砂漠地帯の木を育てるときに、成長の過程のある時期、水をやらないそうです。それは、将来、雨が降らなくても生き延びることができるためだそうです。水をやらないことによって、木は水を求めて下へ根を伸ばすようになります。過分に水分を与えると、根を伸ばす必要がないので、伸びないまま厳しい環境では育ちにくくなるというのです。成長のプロセスの中に、何も人によって手が加えられないように見える期間こそが、実はその木にとって最も大切な時間なのだということです。
 四肢欠損症というまれな病気のために、腕と脚のない身体で生まれたニック・ブイチチがこう証ししています。「人には誰にでも障がいがあります。それが目に見えるかどうかだけです。過去にいじめられたせいで、成功できなかったせいで、あるいはまだ独身だからというせいで傷ついた心という障がいです。しかし、一時的なものに幸せを見出すならば、その幸せも一時的なものにすぎないということです。成功する前に、結婚する前に幸せでないのならば、それらを手に入れても幸せになることはできません。」ニックは腕と脚がない自分に希望を見いだせず、怒りと混乱を抱えながら成長しました。まるで神が沈黙しておられるかのような毎日でした。15歳の時に聖書の話しを聞いて、「私に腕と脚をくださるなら、私はあなたを信じます。」と祈りました。腕や脚が生えてくるという奇跡はまだ起こっていませんが、何かの間違いでそのように生まれたのではなく、神様が将来と希望を与える素晴らしいご計画をもっておられることを信じることができるようになりました。それからというもの彼の情熱とその特別な障がいのおかげで、老若男女、そして懐疑的な人、動けない人などさまざまな人々にふれ合うことができるようになりました。これまでに29カ国で講演をすることができました。そのメッセージは、「神はあなたのためにご計画を持っておられる」というシンプルなものです。

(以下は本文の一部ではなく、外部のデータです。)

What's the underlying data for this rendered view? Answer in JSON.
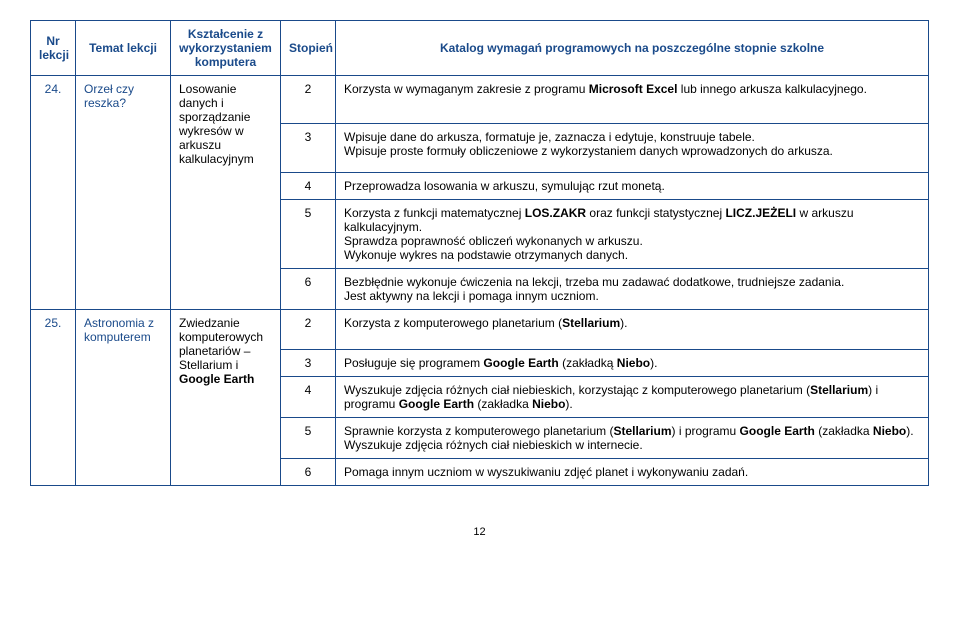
{
  "header": {
    "nr": "Nr lekcji",
    "temat": "Temat lekcji",
    "kszt": "Kształcenie z wykorzystaniem komputera",
    "stopien": "Stopień",
    "katalog": "Katalog wymagań programowych na poszczególne stopnie szkolne"
  },
  "r24": {
    "nr": "24.",
    "temat": "Orzeł czy reszka?",
    "kszt": "Losowanie danych i sporządzanie wykresów w arkuszu kalkulacyjnym",
    "rows": [
      {
        "st": "2",
        "txt": "Korzysta w wymaganym zakresie z programu Microsoft Excel lub innego arkusza kalkulacyjnego."
      },
      {
        "st": "3",
        "txt": "Wpisuje dane do arkusza, formatuje je, zaznacza i edytuje, konstruuje tabele.\nWpisuje proste formuły obliczeniowe z wykorzystaniem danych wprowadzonych do arkusza."
      },
      {
        "st": "4",
        "txt": "Przeprowadza losowania w arkuszu, symulując rzut monetą."
      },
      {
        "st": "5",
        "txt": "Korzysta z funkcji matematycznej LOS.ZAKR oraz funkcji statystycznej LICZ.JEŻELI w arkuszu kalkulacyjnym.\nSprawdza poprawność obliczeń wykonanych w arkuszu.\nWykonuje wykres na podstawie otrzymanych danych."
      },
      {
        "st": "6",
        "txt": "Bezbłędnie wykonuje ćwiczenia na lekcji, trzeba mu zadawać dodatkowe, trudniejsze zadania.\nJest aktywny na lekcji i pomaga innym uczniom."
      }
    ]
  },
  "r25": {
    "nr": "25.",
    "temat": "Astronomia z komputerem",
    "kszt": "Zwiedzanie komputerowych planetariów – Stellarium i Google Earth",
    "rows": [
      {
        "st": "2",
        "txt": "Korzysta z komputerowego planetarium (Stellarium)."
      },
      {
        "st": "3",
        "txt": "Posługuje się programem Google Earth (zakładką Niebo)."
      },
      {
        "st": "4",
        "txt": "Wyszukuje zdjęcia różnych ciał niebieskich, korzystając z komputerowego planetarium (Stellarium) i programu Google Earth (zakładka Niebo)."
      },
      {
        "st": "5",
        "txt": "Sprawnie korzysta z komputerowego planetarium (Stellarium) i programu Google Earth (zakładka Niebo).\nWyszukuje zdjęcia różnych ciał niebieskich w internecie."
      },
      {
        "st": "6",
        "txt": "Pomaga innym uczniom w wyszukiwaniu zdjęć planet i wykonywaniu zadań."
      }
    ]
  },
  "page_num": "12"
}
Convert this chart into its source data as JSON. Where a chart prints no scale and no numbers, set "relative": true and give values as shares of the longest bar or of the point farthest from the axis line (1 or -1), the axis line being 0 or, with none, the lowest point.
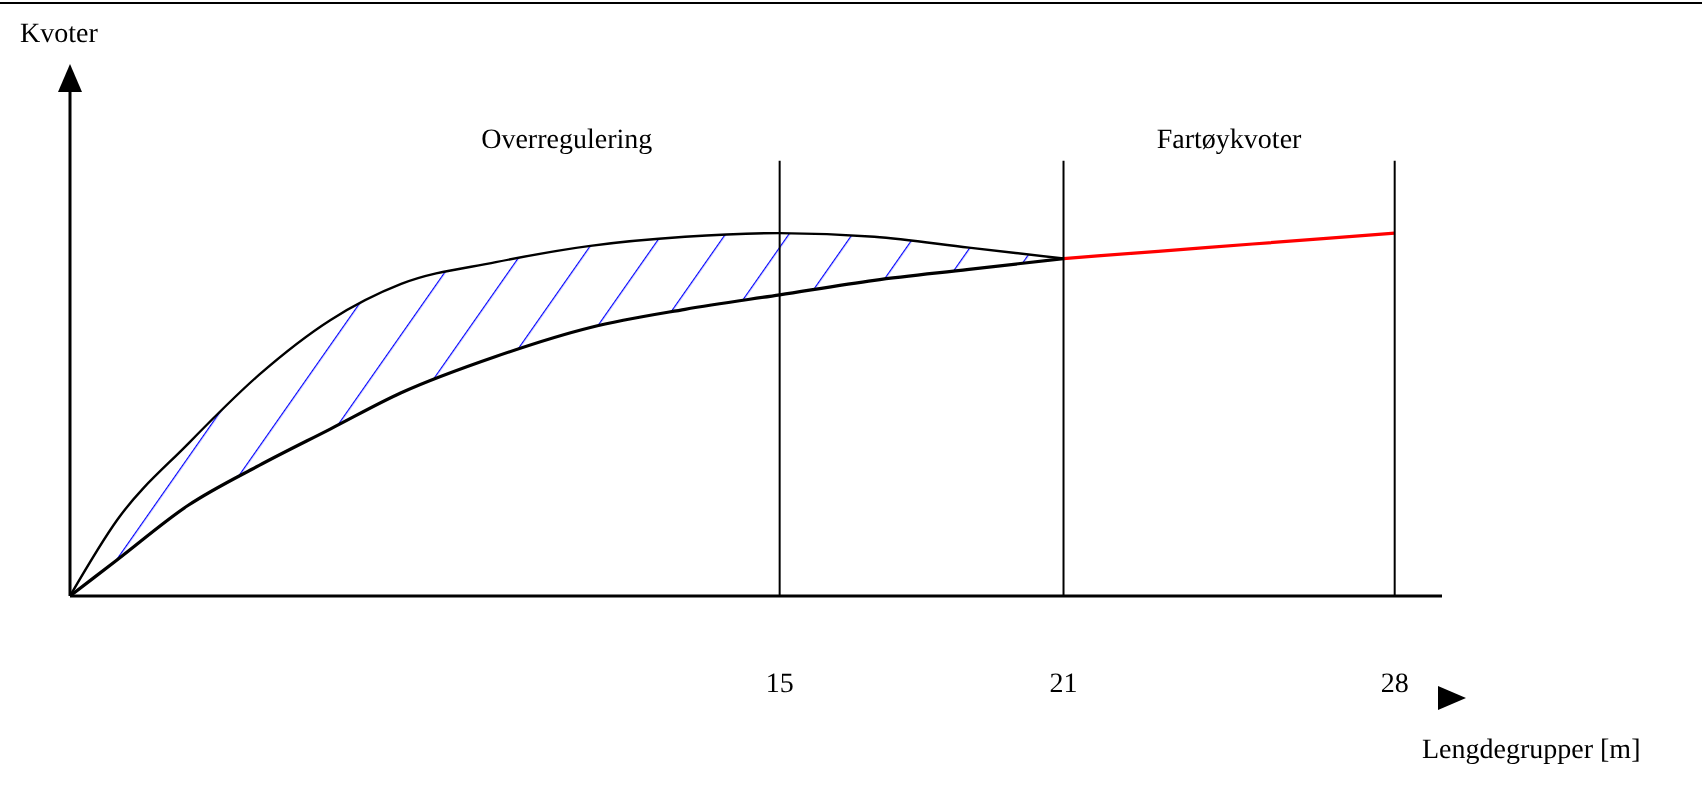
{
  "chart_data": {
    "type": "line",
    "relative": true,
    "xlabel": "Lengdegrupper [m]",
    "annotations": [
      "Overregulering",
      "Fartøykvoter",
      "Kvoter"
    ],
    "xlim": [
      0,
      29
    ],
    "xticks": [
      15,
      21,
      28
    ],
    "x": [
      0,
      1,
      2.5,
      4,
      5.5,
      7,
      9,
      11,
      13,
      15,
      17,
      19,
      21
    ],
    "series": [
      {
        "color": "#000000",
        "values": [
          0,
          0.21,
          0.42,
          0.61,
          0.76,
          0.86,
          0.92,
          0.965,
          0.99,
          1.0,
          0.99,
          0.96,
          0.93
        ],
        "lower": [
          0,
          0.1,
          0.25,
          0.36,
          0.46,
          0.56,
          0.66,
          0.74,
          0.79,
          0.83,
          0.87,
          0.9,
          0.93
        ],
        "upper": [
          0,
          0.21,
          0.42,
          0.61,
          0.76,
          0.86,
          0.92,
          0.965,
          0.99,
          1.0,
          0.99,
          0.96,
          0.93
        ]
      },
      {
        "color": "#000000",
        "values": [
          0,
          0.1,
          0.25,
          0.36,
          0.46,
          0.56,
          0.66,
          0.74,
          0.79,
          0.83,
          0.87,
          0.9,
          0.93
        ]
      },
      {
        "color": "#ff0000",
        "x": [
          21,
          23,
          25,
          28
        ],
        "values": [
          0.93,
          0.95,
          0.97,
          1.0
        ]
      }
    ],
    "ref_lines": [
      {
        "axis": "x",
        "value": 15,
        "color": "#000000"
      },
      {
        "axis": "x",
        "value": 21,
        "color": "#000000"
      },
      {
        "axis": "x",
        "value": 28,
        "color": "#000000"
      }
    ]
  }
}
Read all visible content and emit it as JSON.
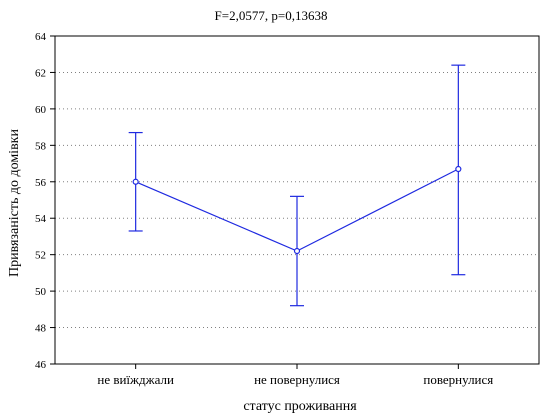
{
  "chart_data": {
    "type": "line",
    "title": "F=2,0577, p=0,13638",
    "xlabel": "статус проживання",
    "ylabel": "Привязаність до домівки",
    "categories": [
      "не виїжджали",
      "не повернулися",
      "повернулися"
    ],
    "series": [
      {
        "values": [
          56.0,
          52.2,
          56.7
        ],
        "lower": [
          53.3,
          49.2,
          50.9
        ],
        "upper": [
          58.7,
          55.2,
          62.4
        ]
      }
    ],
    "ylim": [
      46,
      64
    ],
    "yticks": [
      "46",
      "48",
      "50",
      "52",
      "54",
      "56",
      "58",
      "60",
      "62",
      "64"
    ],
    "grid": true,
    "colors": {
      "series": "#1f2ae0",
      "grid": "#808080",
      "axis": "#000000"
    }
  }
}
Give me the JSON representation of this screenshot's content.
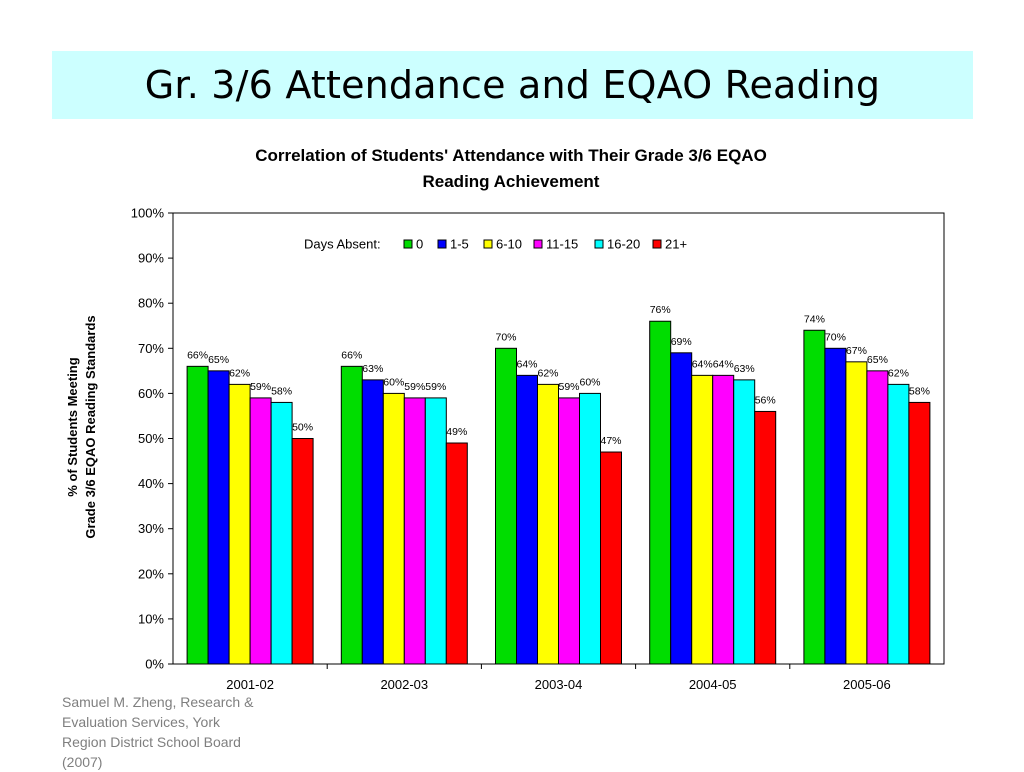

あなたにとっての神の沈黙とは何でしょうか? 荒野のような只中にも、後の日のための特別訓練が施されているのです。
「神の真実さは、私たちの短い人生を数年、もしくは数十年引き伸ばすかどうかの次元ではありません。私たちが信頼するなら死までも責任をとってくださいます。神が責任をとることができないことは、私たちの人生には起こりません。」  (ジョン・ホンジュン師)

心のオアシス 2010年10月10日

牧師であり詩人でもあった河野進さんの詩をご紹介します。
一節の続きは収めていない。